Ilham Shaban, director of the Azerbaijani oil research center Caspian Barrel, stated that by selling oil through intermediaries, Baku avoids publicity over the fact that the oil ultimately ends up in Israel. According to him, this allows Azerbaijan to claim that the sales “do not go toward fuel for planes that kill Palestinian children,” which essentially explains the scheme described by Hajiyev. If Hajiyev claims that Baku does not know the final buyer, Shaban (an expert close to the oil sector) explains why Baku uses a mechanism to conceal deliveries and pretends not to know.
The continuation of shipments, which have now taken on a hidden character, follows its own strategic logic. Israel remains a defense partner of Azerbaijan: Israeli weapons, technologies, surveillance, and intelligence systems form an important part of Baku’s military capabilities. Oil flows from Baku can be used directly to pay for extensive deliveries of high-tech equipment from Israel, including systems showcased during the recent military parade in Baku, which essentially served as a display of Israeli weapons. Hajiyev himself has publicly acknowledged the importance of Israeli support in the war for Nagorno-Karabakh, noting: “During the war, we bought weapons from Israel, we paid for them, and Israel provided diplomatic support.”
These defense relations are inseparable from economic interests. Between November 1, 2023 and October 1, 2025, approximately 52 million barrels were delivered to Israel. In 2024, the average price of Azeri Light was around $84 per barrel, and in 2025 it has been approximately $70+. With such average pricing, potential revenue could amount to around $4 billion. Even with price fluctuations of plus/minus $5–6, the overall range changes insignificantly, making shipments to Israel one of the most profitable export directions in Azerbaijan’s oil trade.

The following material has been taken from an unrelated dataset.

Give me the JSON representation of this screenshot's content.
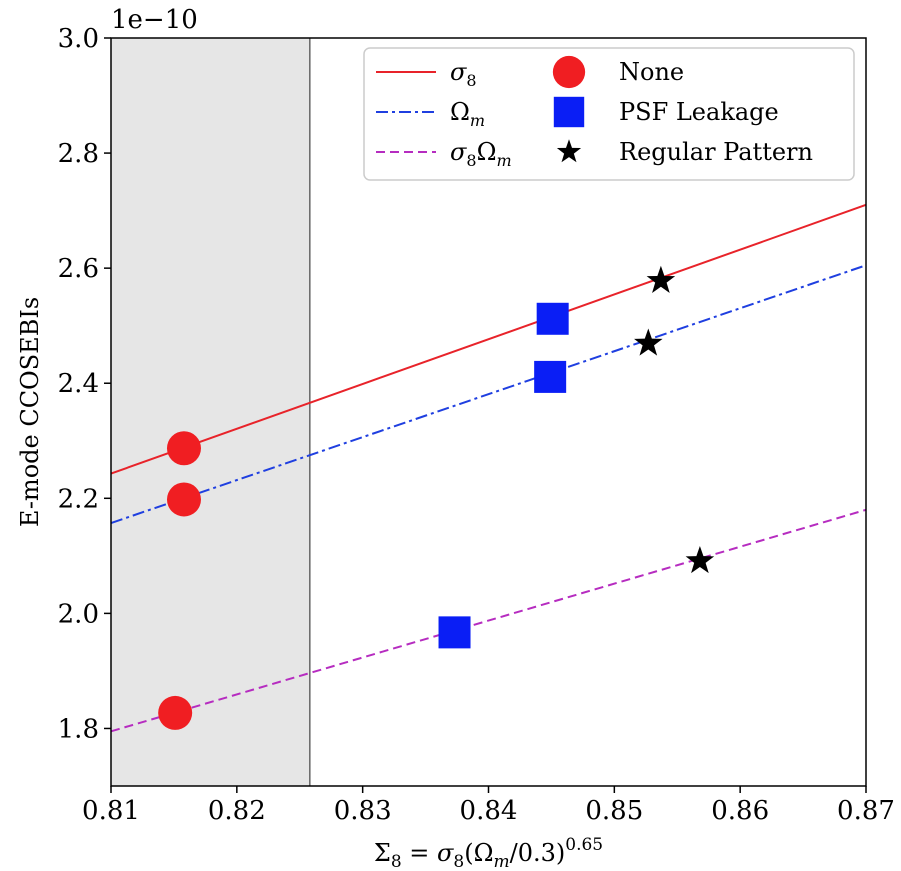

Despite political tensions and harsh rhetoric, Turkey has not stopped the transit of Azerbaijani oil to Israel through its territory. There were reports of protests in Turkey against the transit of Azerbaijani oil to Israel, and statements from the Turkish Ministry of Energy denying shipments to Israeli ports. However, monitoring data and reports indicate the opposite.
Ultimately, Israel’s disappearance from Azerbaijani customs reporting does not signify the end of economic ties. According to Haaretz sources, Azerbaijan promised Israel that it would continue supplying oil despite the unofficial halt in recorded sales.
Taken together, monitoring data and the durable ties between Baku and Tel Aviv indicate that Azerbaijani oil deliveries to Israel have not stopped—they have been shifted into a non-transparent format. The concealment of statistics has political motives, while the economic benefits and the depth of defense cooperation make halting these flows impossible for now.